Closed fcartegnie closed 1 year ago
The group is finally considering this issue. Sorry for the delay. We will sync with the video group to determine if the sentence you quote is a hard requirement of the OBU order.
Note that the current AV1-ISOBMFF spec says:
The configOBUs field contains zero or more OBUs. Any OBU may be present provided that the following procedures produce compliant AV1 bitstreams: From any sync sample, an AV1 bitstream is formed by first outputting the OBUs contained in the AV1CodecConfigurationBox and then by outputing all OBUs in the samples themselves, in order, starting from the sync sample.
So if we consider an example of configOBUs only containing metadata (no SH), the concatenation procedure would have to be changed.

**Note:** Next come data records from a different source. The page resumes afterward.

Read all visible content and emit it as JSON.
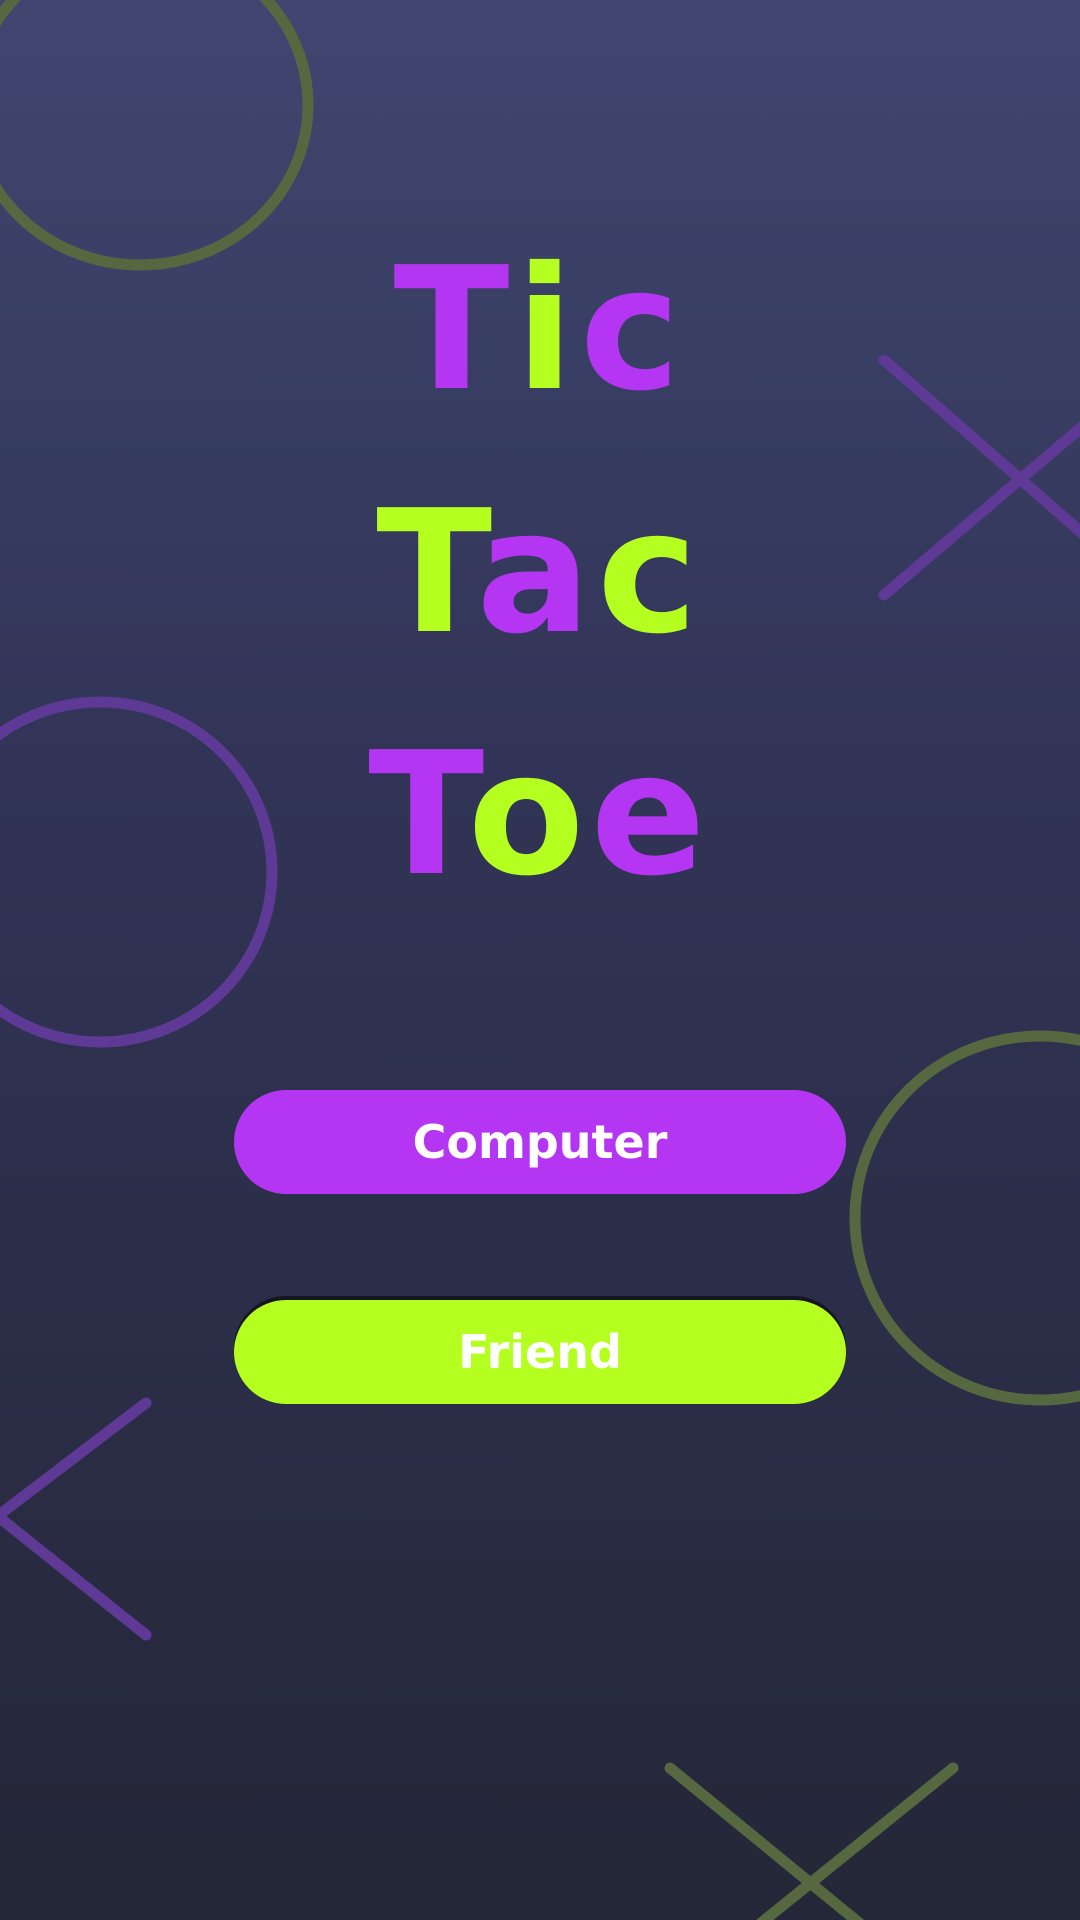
{
  "colors": {
    "background_top": "#404670",
    "background_bottom": "#242737",
    "purple": "#b536f2",
    "green": "#b4ff1f",
    "deco_purple": "#5e3a96",
    "deco_green": "#56683f"
  },
  "title": {
    "lines": [
      {
        "letters": [
          {
            "char": "T",
            "color": "purple"
          },
          {
            "char": "i",
            "color": "green"
          },
          {
            "char": "c",
            "color": "purple"
          }
        ]
      },
      {
        "letters": [
          {
            "char": "T",
            "color": "green"
          },
          {
            "char": "a",
            "color": "purple"
          },
          {
            "char": "c",
            "color": "green"
          }
        ]
      },
      {
        "letters": [
          {
            "char": "T",
            "color": "purple"
          },
          {
            "char": "o",
            "color": "green"
          },
          {
            "char": "e",
            "color": "purple"
          }
        ]
      }
    ]
  },
  "buttons": {
    "computer_label": "Computer",
    "friend_label": "Friend"
  },
  "decorations": [
    {
      "shape": "ring",
      "color": "deco_green"
    },
    {
      "shape": "cross",
      "color": "deco_purple"
    },
    {
      "shape": "ring",
      "color": "deco_purple"
    },
    {
      "shape": "ring",
      "color": "deco_green"
    },
    {
      "shape": "cross",
      "color": "deco_purple"
    },
    {
      "shape": "cross",
      "color": "deco_green"
    }
  ]
}
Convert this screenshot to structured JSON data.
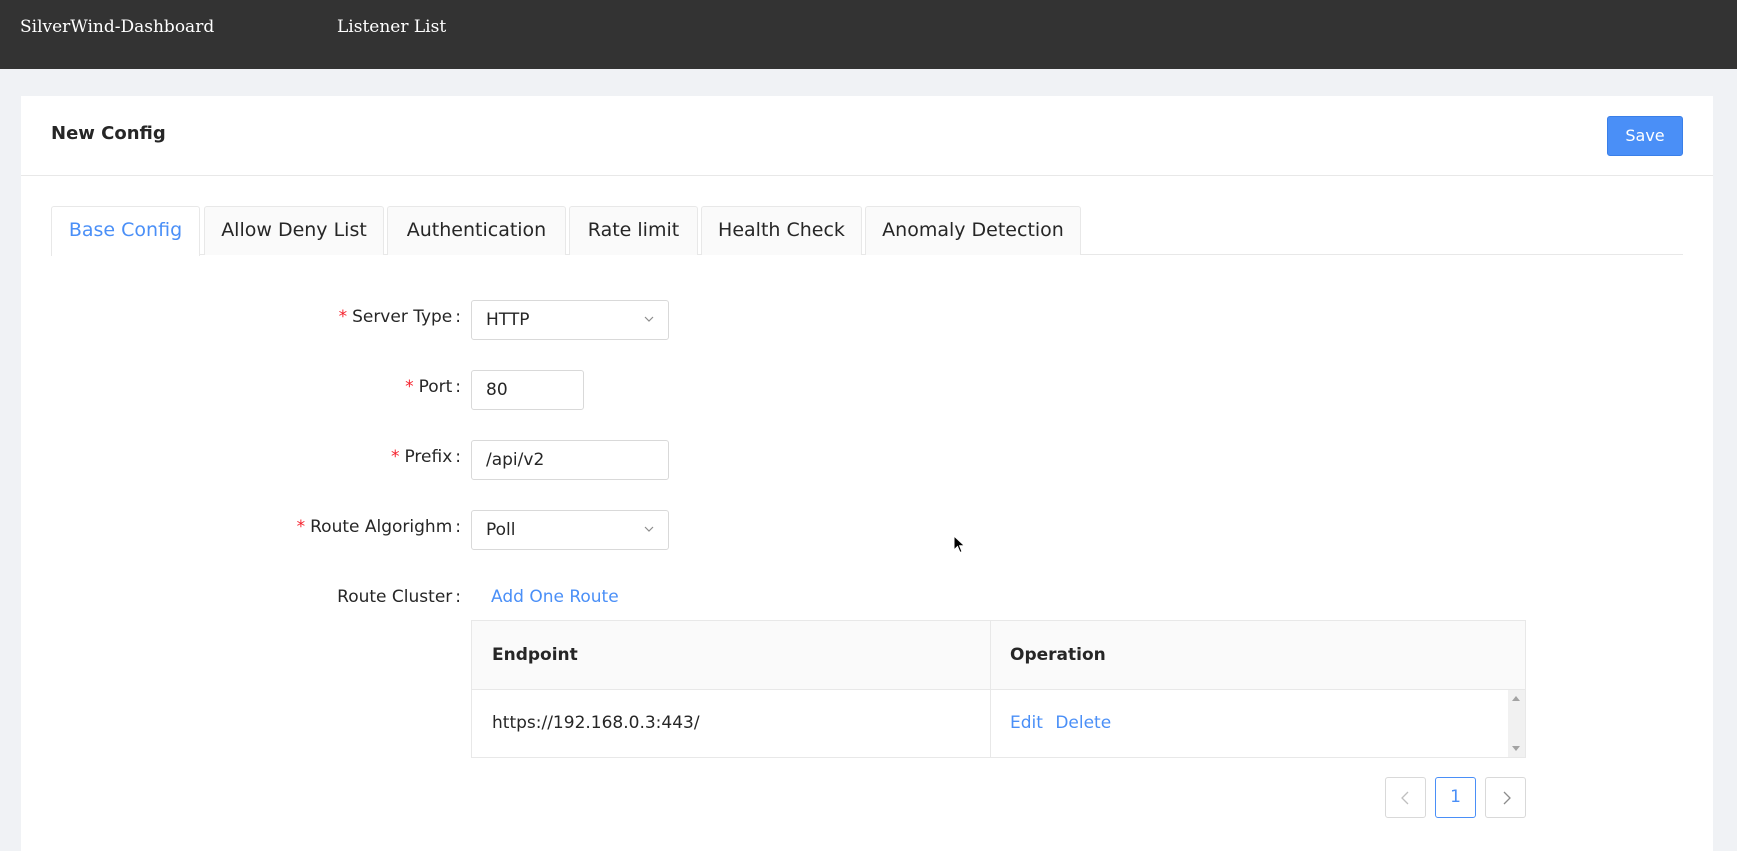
{
  "header": {
    "brand": "SilverWind-Dashboard",
    "nav_listener": "Listener List"
  },
  "page": {
    "title": "New Config",
    "save_label": "Save"
  },
  "tabs": [
    {
      "label": "Base Config",
      "active": true
    },
    {
      "label": "Allow Deny List",
      "active": false
    },
    {
      "label": "Authentication",
      "active": false
    },
    {
      "label": "Rate limit",
      "active": false
    },
    {
      "label": "Health Check",
      "active": false
    },
    {
      "label": "Anomaly Detection",
      "active": false
    }
  ],
  "form": {
    "server_type": {
      "label": "Server Type",
      "value": "HTTP"
    },
    "port": {
      "label": "Port",
      "value": "80"
    },
    "prefix": {
      "label": "Prefix",
      "value": "/api/v2"
    },
    "route_algorithm": {
      "label": "Route Algorighm",
      "value": "Poll"
    },
    "route_cluster": {
      "label": "Route Cluster",
      "add_label": "Add One Route"
    }
  },
  "route_table": {
    "columns": [
      "Endpoint",
      "Operation"
    ],
    "rows": [
      {
        "endpoint": "https://192.168.0.3:443/",
        "edit": "Edit",
        "delete": "Delete"
      }
    ]
  },
  "pagination": {
    "current": "1"
  },
  "colors": {
    "topbar": "#333333",
    "accent": "#4a8ff7",
    "required": "#f5222d",
    "background": "#f0f2f5"
  },
  "icons": [
    "chevron-down-icon",
    "chevron-left-icon",
    "chevron-right-icon",
    "mouse-cursor-icon"
  ]
}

In a following paragraph the current specification goes on to say:
One or more metadata and padding OBUs may appear in any order within an OBU sequence (unless constrained by semantics provided elsewhere in this specification). Specific metadata types may be required or recommended to be placed in specific locations, as identified in their corresponding definitions.
The normative decoder doesn't impose any ordering restrictions.
At least the current av1-hdr10plus draft violates that ordering: https://aomediacodec.github.io/av1-hdr10plus/
In particular, it places the metadata OBU before the first shown frame, but not before all frames in the temporal unit.
At least the current av1-hdr10plus draft violates that ordering
Can you elaborate? av1-hdr10plus seems compliant to both the text in 7.5 and the text that @jzern quoted.
It violates the order given in the first sentence in 7.5 (if it's interpreted strictly), but not jzern's following text. In particular, metadata OBUs are place after frame header OBUs in some cases, e.g. TU1 in https://aomediacodec.github.io/av1-hdr10plus/obu_tu.png
As discussed in the group during the call, I just wanted to clarify a use case. Consider a muxer that detects that a Metadata OBU is common to all frames in a track and decides to store it out-of-band, i.e. in the configOBUs
field. Per the current spec, this is possible given:
The configOBUs field contains zero or more OBUs. Any OBU may be present provided that the following procedures produce compliant AV1 bitstreams:
- From any sync sample, an AV1 bitstream is formed by first outputting the OBUs contained in the AV1CodecConfigurationBox and then by outputing all OBUs in the samples themselves, in order, starting from the sync sample.
Because a sync sample starts with a SH OBU, this would mean that the decoder would be fed: Metadata OBU, SH OBU, ... Thus the need to say if this possible.
Note that if the configOBUs
also contained a SH OBU, the decoder would receive SH OBU, Metadata OBU, SH OBU, ... . In this latter case, presumably the 2nd SH OBU is a redundant version of the first one.
Based on our understanding, we agree that the video specification could be less ambiguous but the intent is to allow metadata to be anywhere (e.g. can be seen at the sequence level, or at the frame level) and therefore this AV1-ISOBMFF specification is not in conflict with the AV1 video specification. Reopen the issue if you disagree.
2.4
Some metadata is non global and related to each frame (many if sync point w/ non visible).
AV1 7.5
There's no schema like with mpeg codecs, but to me that enumeration is an OBU order. No Metadata can then be before sequence header.